Por debajo de la aparente discontinuidad del volúmen habita, qué maravilla, un discurso de alguien que mira al mundo con plano detalle, entre la ingenuidad (y el cierto asombro que conlleva) y el recelo (y la cierta amargura que conlleva). Cada vez estoy más en contra de la ocurrencia, una cosa que premian extraordinariamente las redes sociales, y más a favor de un discurso con frases subordinadas o dibujos subordinados. Noto que este rollo igual os suena a algo de viejo pero es que yo, amigos, desde niño siempre he querido ser viejo. Cojo un ejemplo canónico del libro de Andreu: como en clase, ¡abrid todos por la página 120! Un hombre a lo Munch grita, desde la deformidad que le proporciona su aullido, porque, según escribe Andreu, se «ha quedado sin horizonte». Con él, de pronto, notas que el artefacto blanco de Buenafuente va mucho más allá de una excusa contra el insomnio. Utiliza mi maestro, el psicólogo Marino Pérez, en su tratado «La invención de los trastornos mentales» (Ed. Alianza) el concepto orteguiano de horizonte como constructor del sentido de la vida: cuando crees que llegas a él descubres otro más, y perseveras en el camino. Vivir es perseverar en el camino, siempre que encuentres un horizonte hacia el que ir. Pero cuando este horizonte desaparece, queda lo que entiende, escribe y dibuja Andreu: un grito seco, difuminado, que abrasa cualquier rasgo facial. Casi plasma Buenafuente ese grito total y sordo en el que Michael Corleone se hunde al final de «El Padrino III» con el asesinato de su hija. Nada destroza más horizontes que perder a un hijo. Cada una de las páginas de «No entiendo nada» son matrioskas a las que vamos desmontando desde significados grandes (la fama, la soledad, el amor, las clases sociales) hasta significados mínimos.
Ahora vamos a lo gordo: ¿qué cojones hace un cómico televisivo dibujando? ¿Cómo se atreve? Respondo a lo bruto: ¡porque no le quedaba más remedio! El poeta ovetense Ángel González escribió «yo no soy más que el resultado, el fruto». Repito: «yo no soy más que el resultado, el fruto». ¡La Tradición, cojones! ¿Cómo explicaríamos el humorismo español sin cómicos dibujantes? Gila, Azcona, Chumy Chúmez, tan negros de postguerra, o los actuales Miguel Noguera, Raúl Cimas, Carlos Areces, Joaquín Reyes. Y los que se me pierden por el camino. A ellos honra Andreu con su «No entiendo nada» y, además, también se honra a si mismo: sabe distinguir que para esto también vale, el muy cabrón. En el fondo, todos tratamos de lo mismo: de honrar un oficio y, con él, a los muertitos nuestros que nos precedieron y que tanto admirábamos.

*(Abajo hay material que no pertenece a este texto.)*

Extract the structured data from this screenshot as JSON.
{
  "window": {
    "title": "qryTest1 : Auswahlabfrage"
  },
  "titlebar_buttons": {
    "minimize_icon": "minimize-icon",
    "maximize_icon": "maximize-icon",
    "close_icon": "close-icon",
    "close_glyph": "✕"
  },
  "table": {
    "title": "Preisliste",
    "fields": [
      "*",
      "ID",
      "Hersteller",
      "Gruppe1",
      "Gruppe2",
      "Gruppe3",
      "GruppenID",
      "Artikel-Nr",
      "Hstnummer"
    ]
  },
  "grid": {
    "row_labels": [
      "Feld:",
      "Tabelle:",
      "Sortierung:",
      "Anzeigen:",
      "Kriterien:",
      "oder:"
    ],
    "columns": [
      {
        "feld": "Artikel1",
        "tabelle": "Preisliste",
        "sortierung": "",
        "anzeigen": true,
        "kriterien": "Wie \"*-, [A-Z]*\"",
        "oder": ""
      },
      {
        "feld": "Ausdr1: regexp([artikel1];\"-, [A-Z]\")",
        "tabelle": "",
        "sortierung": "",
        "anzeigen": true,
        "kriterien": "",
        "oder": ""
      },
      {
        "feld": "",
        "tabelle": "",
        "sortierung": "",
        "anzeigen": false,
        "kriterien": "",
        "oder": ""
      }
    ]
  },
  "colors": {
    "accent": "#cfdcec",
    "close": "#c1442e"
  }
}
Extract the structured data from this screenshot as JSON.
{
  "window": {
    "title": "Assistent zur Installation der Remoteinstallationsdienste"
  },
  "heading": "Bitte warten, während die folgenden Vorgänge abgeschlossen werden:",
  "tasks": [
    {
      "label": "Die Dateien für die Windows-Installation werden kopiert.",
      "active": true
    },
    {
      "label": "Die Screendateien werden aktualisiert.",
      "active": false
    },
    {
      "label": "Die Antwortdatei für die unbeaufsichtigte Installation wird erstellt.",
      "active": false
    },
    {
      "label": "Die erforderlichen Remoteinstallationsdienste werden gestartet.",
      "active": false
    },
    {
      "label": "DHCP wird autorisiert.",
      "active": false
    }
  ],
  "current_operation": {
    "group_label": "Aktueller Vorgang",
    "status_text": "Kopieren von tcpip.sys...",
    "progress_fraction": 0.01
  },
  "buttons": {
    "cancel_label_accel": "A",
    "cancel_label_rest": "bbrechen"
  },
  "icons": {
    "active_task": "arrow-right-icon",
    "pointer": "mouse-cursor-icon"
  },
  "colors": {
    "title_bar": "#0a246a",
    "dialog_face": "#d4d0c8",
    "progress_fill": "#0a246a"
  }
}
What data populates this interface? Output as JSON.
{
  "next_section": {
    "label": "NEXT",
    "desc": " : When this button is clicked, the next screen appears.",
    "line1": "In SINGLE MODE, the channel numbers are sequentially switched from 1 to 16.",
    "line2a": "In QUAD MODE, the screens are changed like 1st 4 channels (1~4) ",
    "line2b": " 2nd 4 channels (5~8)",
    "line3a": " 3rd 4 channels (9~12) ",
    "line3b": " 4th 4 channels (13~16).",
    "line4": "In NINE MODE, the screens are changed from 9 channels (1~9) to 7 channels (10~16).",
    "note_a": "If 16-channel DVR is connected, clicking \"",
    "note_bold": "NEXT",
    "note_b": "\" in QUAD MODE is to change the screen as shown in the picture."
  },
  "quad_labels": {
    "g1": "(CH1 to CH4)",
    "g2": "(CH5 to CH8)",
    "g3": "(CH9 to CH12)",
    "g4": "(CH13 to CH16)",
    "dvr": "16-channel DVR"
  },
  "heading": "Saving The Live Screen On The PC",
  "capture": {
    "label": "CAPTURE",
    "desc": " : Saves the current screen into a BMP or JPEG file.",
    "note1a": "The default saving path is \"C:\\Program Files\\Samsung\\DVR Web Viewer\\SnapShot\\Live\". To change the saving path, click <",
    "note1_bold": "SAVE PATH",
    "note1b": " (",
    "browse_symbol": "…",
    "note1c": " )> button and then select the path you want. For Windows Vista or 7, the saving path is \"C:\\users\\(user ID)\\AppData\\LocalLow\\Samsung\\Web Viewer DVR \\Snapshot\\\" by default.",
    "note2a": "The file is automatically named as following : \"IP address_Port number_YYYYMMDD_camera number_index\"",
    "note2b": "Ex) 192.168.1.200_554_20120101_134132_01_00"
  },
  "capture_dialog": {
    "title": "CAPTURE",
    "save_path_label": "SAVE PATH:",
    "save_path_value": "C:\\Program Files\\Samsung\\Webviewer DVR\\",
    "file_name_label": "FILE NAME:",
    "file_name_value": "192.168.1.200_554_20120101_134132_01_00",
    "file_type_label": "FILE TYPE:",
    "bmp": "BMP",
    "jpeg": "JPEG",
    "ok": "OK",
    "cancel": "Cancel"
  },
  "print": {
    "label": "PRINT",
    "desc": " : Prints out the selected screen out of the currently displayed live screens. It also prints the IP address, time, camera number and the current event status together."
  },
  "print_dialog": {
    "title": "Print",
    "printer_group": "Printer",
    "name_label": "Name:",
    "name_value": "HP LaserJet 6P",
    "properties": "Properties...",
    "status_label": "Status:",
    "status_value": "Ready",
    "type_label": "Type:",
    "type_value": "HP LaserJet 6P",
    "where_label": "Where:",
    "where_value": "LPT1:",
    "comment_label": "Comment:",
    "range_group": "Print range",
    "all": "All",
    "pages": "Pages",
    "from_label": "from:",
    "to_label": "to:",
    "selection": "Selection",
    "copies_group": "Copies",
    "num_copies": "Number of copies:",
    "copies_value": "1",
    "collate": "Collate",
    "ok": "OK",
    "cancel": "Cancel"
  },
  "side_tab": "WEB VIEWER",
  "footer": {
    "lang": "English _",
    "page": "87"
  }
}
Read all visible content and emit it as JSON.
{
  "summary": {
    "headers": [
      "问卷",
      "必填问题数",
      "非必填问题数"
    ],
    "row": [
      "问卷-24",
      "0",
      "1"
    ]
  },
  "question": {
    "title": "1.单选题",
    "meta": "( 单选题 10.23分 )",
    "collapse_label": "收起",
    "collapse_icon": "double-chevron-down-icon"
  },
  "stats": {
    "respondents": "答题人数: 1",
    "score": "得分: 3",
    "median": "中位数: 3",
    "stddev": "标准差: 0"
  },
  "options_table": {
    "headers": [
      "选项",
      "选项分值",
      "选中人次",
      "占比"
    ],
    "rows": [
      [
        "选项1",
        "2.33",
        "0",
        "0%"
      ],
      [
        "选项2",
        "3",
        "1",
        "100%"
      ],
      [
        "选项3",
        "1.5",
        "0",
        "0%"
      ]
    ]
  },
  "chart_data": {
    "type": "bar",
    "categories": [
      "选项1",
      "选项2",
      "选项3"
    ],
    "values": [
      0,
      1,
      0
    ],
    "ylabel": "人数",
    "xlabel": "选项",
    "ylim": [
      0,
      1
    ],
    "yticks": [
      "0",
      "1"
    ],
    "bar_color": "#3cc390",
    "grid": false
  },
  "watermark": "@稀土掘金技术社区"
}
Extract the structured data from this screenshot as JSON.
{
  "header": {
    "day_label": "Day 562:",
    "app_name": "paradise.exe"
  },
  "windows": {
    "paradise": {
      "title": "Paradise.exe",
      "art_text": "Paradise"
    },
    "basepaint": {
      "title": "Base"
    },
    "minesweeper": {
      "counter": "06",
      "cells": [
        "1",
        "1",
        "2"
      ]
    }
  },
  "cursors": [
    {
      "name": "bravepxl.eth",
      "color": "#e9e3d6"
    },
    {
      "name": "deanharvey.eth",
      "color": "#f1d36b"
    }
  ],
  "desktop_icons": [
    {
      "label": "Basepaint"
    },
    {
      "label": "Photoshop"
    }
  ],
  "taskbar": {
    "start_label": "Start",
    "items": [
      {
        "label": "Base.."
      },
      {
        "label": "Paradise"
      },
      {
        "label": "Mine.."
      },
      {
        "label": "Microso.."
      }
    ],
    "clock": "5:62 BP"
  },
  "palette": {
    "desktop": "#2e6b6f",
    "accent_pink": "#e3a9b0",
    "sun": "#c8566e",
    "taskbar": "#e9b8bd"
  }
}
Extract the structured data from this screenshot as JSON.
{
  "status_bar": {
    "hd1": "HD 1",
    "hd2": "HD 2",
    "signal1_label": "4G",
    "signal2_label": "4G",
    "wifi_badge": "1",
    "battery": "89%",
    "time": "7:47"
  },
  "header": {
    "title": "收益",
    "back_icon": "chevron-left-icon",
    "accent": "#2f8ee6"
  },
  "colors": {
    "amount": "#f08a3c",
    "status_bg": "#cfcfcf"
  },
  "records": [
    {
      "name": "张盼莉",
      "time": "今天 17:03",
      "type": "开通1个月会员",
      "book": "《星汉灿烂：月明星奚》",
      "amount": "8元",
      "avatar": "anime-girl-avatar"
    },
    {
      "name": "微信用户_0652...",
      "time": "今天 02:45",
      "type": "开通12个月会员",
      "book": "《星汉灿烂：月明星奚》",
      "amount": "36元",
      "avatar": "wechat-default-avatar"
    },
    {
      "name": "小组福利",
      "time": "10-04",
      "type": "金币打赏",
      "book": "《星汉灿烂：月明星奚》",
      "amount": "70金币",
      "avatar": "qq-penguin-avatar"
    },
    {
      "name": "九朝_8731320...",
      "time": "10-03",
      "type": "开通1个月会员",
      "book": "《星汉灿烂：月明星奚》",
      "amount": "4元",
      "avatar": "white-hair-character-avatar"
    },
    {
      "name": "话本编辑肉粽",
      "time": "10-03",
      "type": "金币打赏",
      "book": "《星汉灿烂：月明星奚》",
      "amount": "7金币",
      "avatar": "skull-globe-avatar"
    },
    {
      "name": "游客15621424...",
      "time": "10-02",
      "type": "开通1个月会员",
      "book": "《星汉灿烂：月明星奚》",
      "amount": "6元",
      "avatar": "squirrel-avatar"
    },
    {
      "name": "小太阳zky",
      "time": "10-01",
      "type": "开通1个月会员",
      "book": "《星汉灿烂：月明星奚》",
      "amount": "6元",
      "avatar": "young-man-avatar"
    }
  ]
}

Antes de cantar su versión musicada de «No sirves para nada» de José Agustín Goytisolo, Paco Ibáñez suele recordar que el poeta le advirtió una vez que no servir para nada significaba la libertad total. Andreu Buenafuente sirve para muchas cosas, entre ellas, para arrejuntar sus dibujos al calor de este magnífico libro. Ahora que le miro de cerca y no a través de una ventana de un hotel, le noto feliz porque está tan preso de sus esplendorosas servidumbres como muchos de nosotros.
Eva y Mónica, gracias, os adoro; Andreu, gracias, maestro, te adoro; gracias a todos.